As college football coach Jack Lengyel in We Are Marshall, McConaughey makes a typically strong impression, but it's a performance that's hard to locate on the actor's continuum of the magnificent and the mortifying. Certainly, McConaughey has the enthusiasm and physicality to play a young college football coach, but his performance is so squirrelly that it tends to run roughshod over the rest of the movie.
We Are Marshall is, if not an underdog gem à la Invincible, at least a cut above such recent sports flicks as Gridiron Gang and Glory Road. Too often, these minor sports movies feel cheap. Glory Road looked like it was a made-for-ESPN movie, not something that should have been on the big screen. We Are Marshall is more substantial.
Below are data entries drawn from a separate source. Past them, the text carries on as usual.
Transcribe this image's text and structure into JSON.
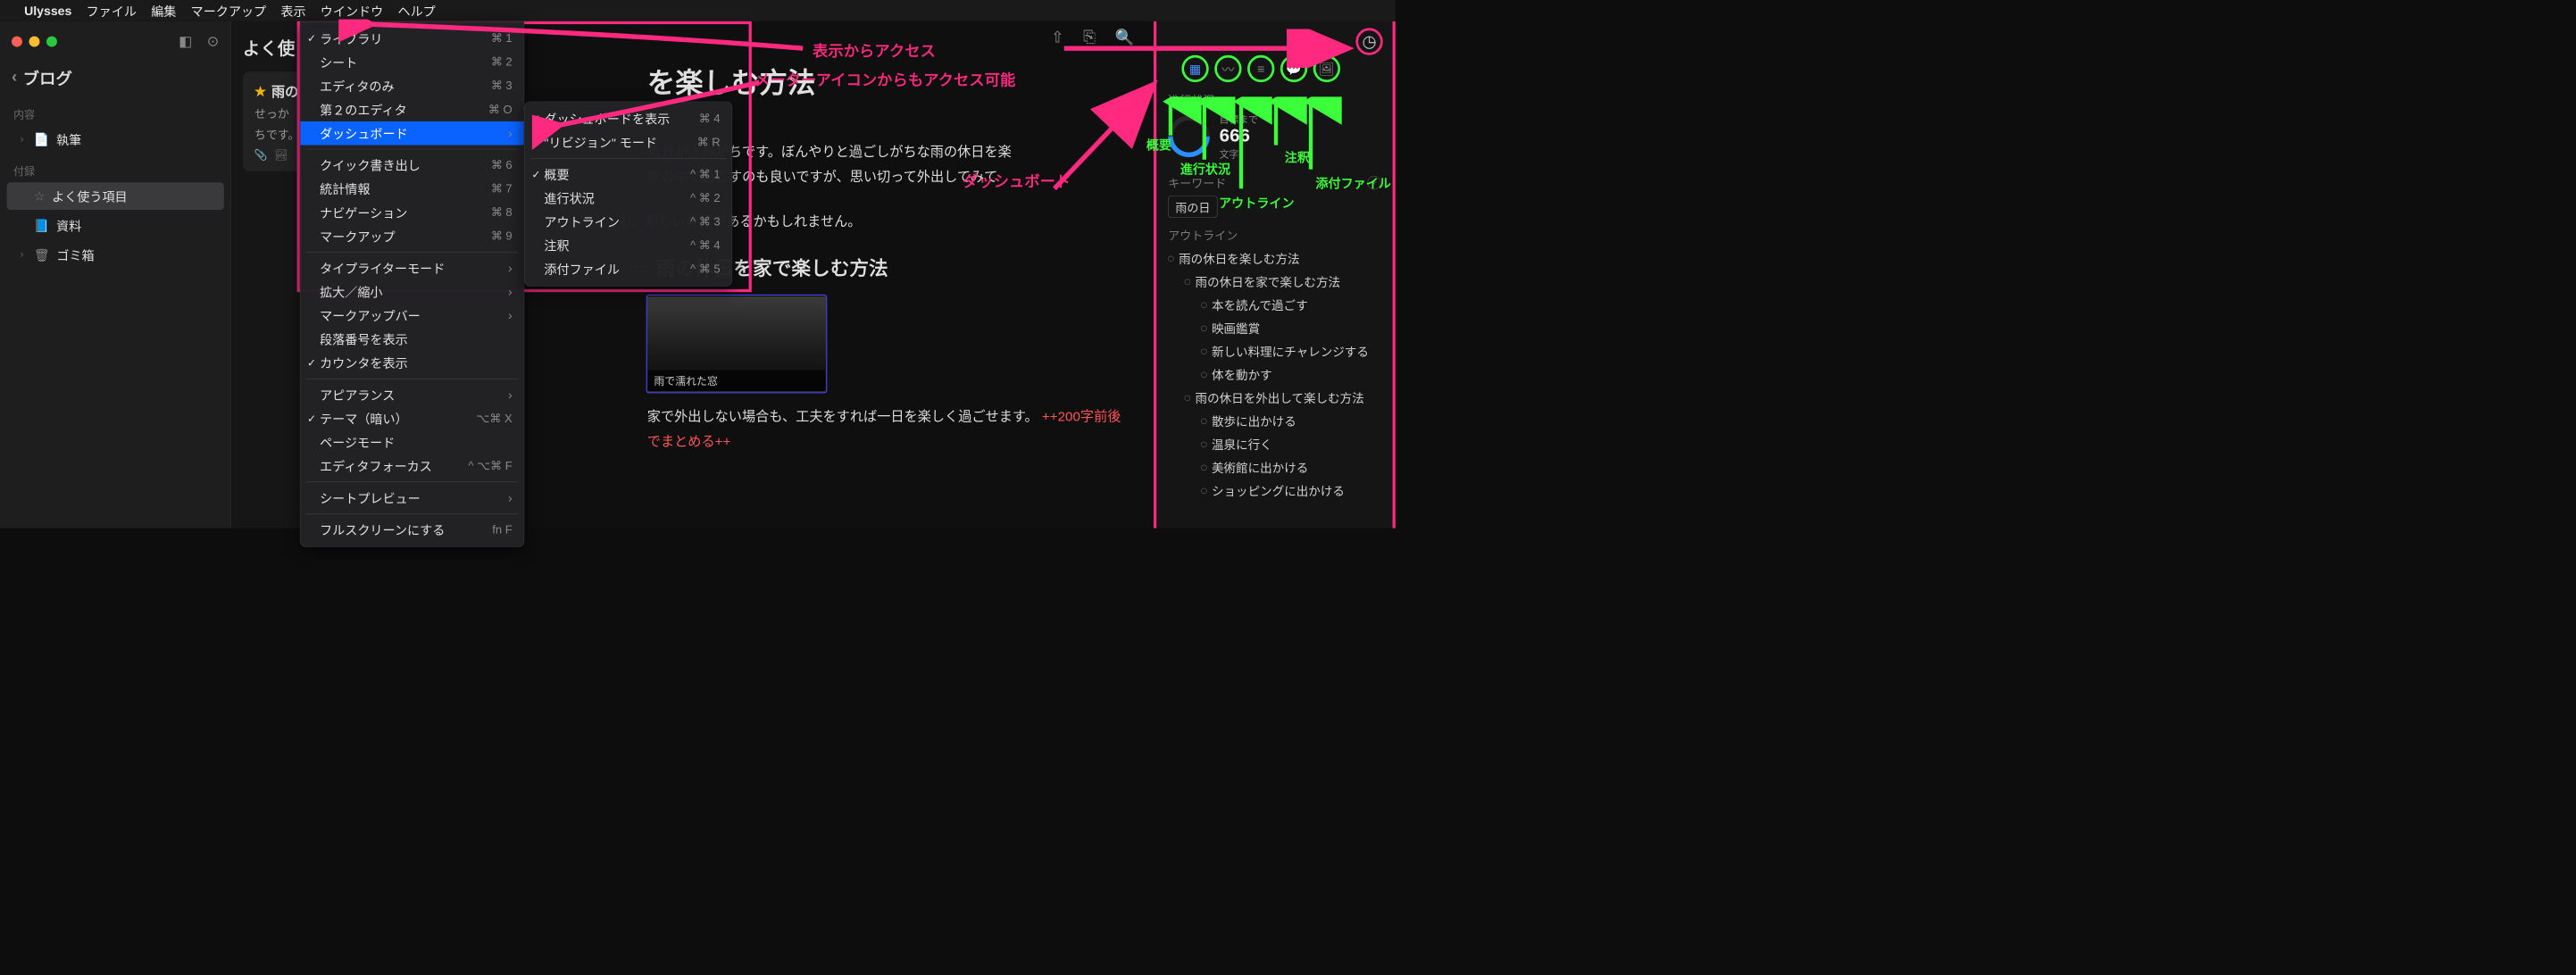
{
  "menubar": {
    "app": "Ulysses",
    "items": [
      "ファイル",
      "編集",
      "マークアップ",
      "表示",
      "ウインドウ",
      "ヘルプ"
    ]
  },
  "view_menu": {
    "items": [
      {
        "label": "ライブラリ",
        "checked": true,
        "shortcut": "⌘ 1"
      },
      {
        "label": "シート",
        "shortcut": "⌘ 2"
      },
      {
        "label": "エディタのみ",
        "shortcut": "⌘ 3"
      },
      {
        "label": "第２のエディタ",
        "shortcut": "⌘ O"
      },
      {
        "label": "ダッシュボード",
        "selected": true,
        "submenu": true
      },
      {
        "sep": true
      },
      {
        "label": "クイック書き出し",
        "shortcut": "⌘ 6"
      },
      {
        "label": "統計情報",
        "shortcut": "⌘ 7"
      },
      {
        "label": "ナビゲーション",
        "shortcut": "⌘ 8"
      },
      {
        "label": "マークアップ",
        "shortcut": "⌘ 9"
      },
      {
        "sep": true
      },
      {
        "label": "タイプライターモード",
        "submenu": true
      },
      {
        "label": "拡大／縮小",
        "submenu": true
      },
      {
        "label": "マークアップバー",
        "submenu": true
      },
      {
        "label": "段落番号を表示"
      },
      {
        "label": "カウンタを表示",
        "checked": true
      },
      {
        "sep": true
      },
      {
        "label": "アピアランス",
        "submenu": true
      },
      {
        "label": "テーマ（暗い）",
        "checked": true,
        "shortcut": "⌥⌘ X"
      },
      {
        "label": "ページモード"
      },
      {
        "label": "エディタフォーカス",
        "shortcut": "^ ⌥⌘ F"
      },
      {
        "sep": true
      },
      {
        "label": "シートプレビュー",
        "submenu": true
      },
      {
        "sep": true
      },
      {
        "label": "フルスクリーンにする",
        "shortcut": "fn F"
      }
    ]
  },
  "dashboard_submenu": {
    "items": [
      {
        "label": "ダッシュボードを表示",
        "checked": true,
        "shortcut": "⌘ 4"
      },
      {
        "label": "\"リビジョン\" モード",
        "shortcut": "⌘ R"
      },
      {
        "sep": true
      },
      {
        "label": "概要",
        "checked": true,
        "shortcut": "^ ⌘ 1"
      },
      {
        "label": "進行状況",
        "shortcut": "^ ⌘ 2"
      },
      {
        "label": "アウトライン",
        "shortcut": "^ ⌘ 3"
      },
      {
        "label": "注釈",
        "shortcut": "^ ⌘ 4"
      },
      {
        "label": "添付ファイル",
        "shortcut": "^ ⌘ 5"
      }
    ]
  },
  "sidebar": {
    "back": "ブログ",
    "section1": "内容",
    "items1": [
      {
        "icon": "doc",
        "label": "執筆"
      }
    ],
    "section2": "付録",
    "items2": [
      {
        "icon": "star",
        "label": "よく使う項目",
        "selected": true
      },
      {
        "icon": "fav",
        "label": "資料"
      },
      {
        "icon": "trash",
        "label": "ゴミ箱"
      }
    ]
  },
  "sheetlist": {
    "title": "よく使",
    "card": {
      "title": "雨の",
      "preview1": "せっか",
      "preview2": "ちです。",
      "attach": "📎",
      "img": "🏞"
    }
  },
  "editor": {
    "h1_suffix": "を楽しむ方法",
    "p1": "気分が沈みがちです。ぼんやりと過ごしがちな雨の休日を楽",
    "p1b": "家の中で過ごすのも良いですが、思い切って外出してみて",
    "p1c": "も、新しい発見があるかもしれません。",
    "h2": "雨の休日を家で楽しむ方法",
    "img_caption": "雨で濡れた窓",
    "p2": "家で外出しない場合も、工夫をすれば一日を楽しく過ごせます。",
    "p2_hl": "++200字前後でまとめる++"
  },
  "dashboard": {
    "tabs": [
      "grid",
      "chart",
      "list",
      "comment",
      "image"
    ],
    "progress_title": "進行状況",
    "progress_label": "目標まで",
    "progress_value": "666",
    "progress_unit": "文字",
    "keyword_title": "キーワード",
    "keyword_tag": "雨の日",
    "outline_title": "アウトライン",
    "outline": [
      {
        "lvl": 1,
        "t": "雨の休日を楽しむ方法"
      },
      {
        "lvl": 2,
        "t": "雨の休日を家で楽しむ方法"
      },
      {
        "lvl": 3,
        "t": "本を読んで過ごす"
      },
      {
        "lvl": 3,
        "t": "映画鑑賞"
      },
      {
        "lvl": 3,
        "t": "新しい料理にチャレンジする"
      },
      {
        "lvl": 3,
        "t": "体を動かす"
      },
      {
        "lvl": 2,
        "t": "雨の休日を外出して楽しむ方法"
      },
      {
        "lvl": 3,
        "t": "散歩に出かける"
      },
      {
        "lvl": 3,
        "t": "温泉に行く"
      },
      {
        "lvl": 3,
        "t": "美術館に出かける"
      },
      {
        "lvl": 3,
        "t": "ショッピングに出かける"
      }
    ]
  },
  "annotations": {
    "a1": "表示からアクセス",
    "a2": "メーターアイコンからもアクセス可能",
    "a3": "ダッシュボード",
    "g1": "概要",
    "g2": "進行状況",
    "g3": "注釈",
    "g4": "アウトライン",
    "g5": "添付ファイル"
  }
}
The movie is about Marshall University, a small Division 1 school in West Virginia where, in 1970, on the way home from a game against East Carolina, the team's plane crashed, killing the 75 players, coaches, announcers, boosters, and other friends of the program on board. The only members of the team left were four injured players who stayed back in Huntington and an offensive coordinator who stayed in Carolina for recruiting visits.
We Are Marshall opens the night of the crash and then focuses on the decision to keep the program the following season, rebuilding with a new coach and hodgepodge group of underprepared new players.
This isn't about football, the college president tells Lengyel, it's about what happened to the town. That's one moral. The other, which Lengyel tells his lone holdover from the previous season's staff, is that the old axiom "Winning is everything" no longer applies. "Not here, not now," Lengyel says. "What matters is that we play."
Unfortunately, We Are Marshall -- directed by studio pro McG -- doesn't take either of these lessons to heart. The film becomes more of a pro-forma football flick than an examination of those left behind. And, of course, it ends with victory on the field -- not just in the heart, but on the scoreboard.
Far more moving than any of the big speeches, big plays, or big moments is a simple black-and-white photo which scrolls by in the closing credits along with several others, of a Huntington, West Virginia, movie theater marquee after the crash: "The Lord Giveth, The Lord Taketh Away."